The semester started with my serving each of our students with a mock eviction summons and complaint. Three days later, on the day of their hearing, I showed up to court in my best suit to serve in the role of attorney for the landlord—quite possibly one of my favorite days on the job. While the students all preformed incredibly well before our judicial partners, only 1 out of 19 students had deciphered the somewhat opaque pleading documents well enough to realize that he had a cognizable defense and should file an answer.
From there, students spent the semester investigating, interviewing, and writing. They compared our court’s pleading documents with other forms across the state and the country. They surveyed the literature on how self-help might best be designed. They completed usability testing and cognitive interviews with over 60 court clients. They re-wrote the pleading forms and began to create self-help materials. They interviewed more clients. They revised and redrafted.

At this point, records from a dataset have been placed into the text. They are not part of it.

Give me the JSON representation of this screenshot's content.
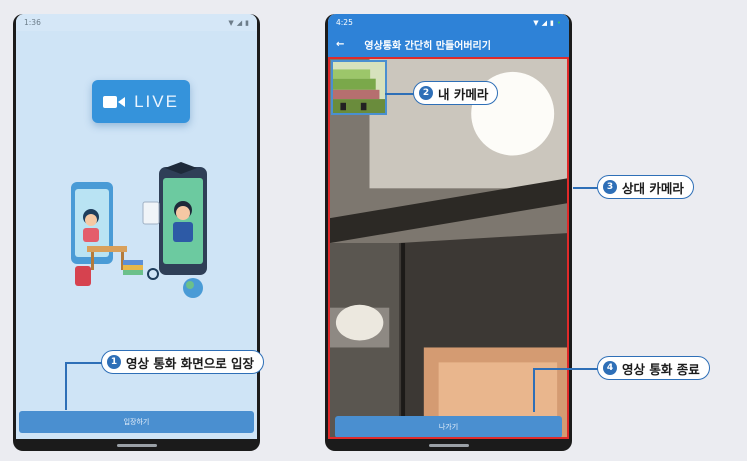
{
  "left_phone": {
    "status": {
      "time": "1:36"
    },
    "live_label": "LIVE",
    "enter_button": "입장하기"
  },
  "right_phone": {
    "status": {
      "time": "4:25"
    },
    "app_title": "영상통화 간단히 만들어버리기",
    "leave_button": "나가기"
  },
  "callouts": [
    {
      "num": "1",
      "label": "영상 통화 화면으로 입장"
    },
    {
      "num": "2",
      "label": "내 카메라"
    },
    {
      "num": "3",
      "label": "상대 카메라"
    },
    {
      "num": "4",
      "label": "영상 통화 종료"
    }
  ],
  "colors": {
    "primary": "#2e82d7",
    "button": "#4a8fd0",
    "callout": "#2e6fb7",
    "highlight": "#e02a2a"
  }
}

It’s taken an additional semester and several more focus groups and interviews, but these collaboratively-created documents are almost finished. Both in English and in Spanish. A special thank you to the team (pictured below) who made that happen!
And now, we want to test whether they work.
Our study analyzes whether self-help materials impact tenant knowledge of their rights, understanding of the process, and ultimately outcomes of their cases. After pretesting for knowledge and understanding with convenience samples, the field experiment will randomly select thousands of tenants to receive self-help materials in the mail the day after an eviction action is filed against them. Then, we will use official court data to compare outcomes between tenants who received the materials and tenants who didn’t. We hope that this study will give us insight not only on whether these specific materials can impact tenants experiencing eviction in Arizona, but also demonstrate whether self-help materials work at all.
Many courts across the country are willing to make themselves more accessible. But we all have limited time, resources, and personnel. This time, instead of simply moving along to the next pleading documents, we want to test what works and what doesn’t. If self-help materials can be proven to be effective, perhaps more partnerships like Simpla Phi Lex and the Lab will spring up across the country—increasing access-to-justice not only in our own backyards, but in all courts across the United States.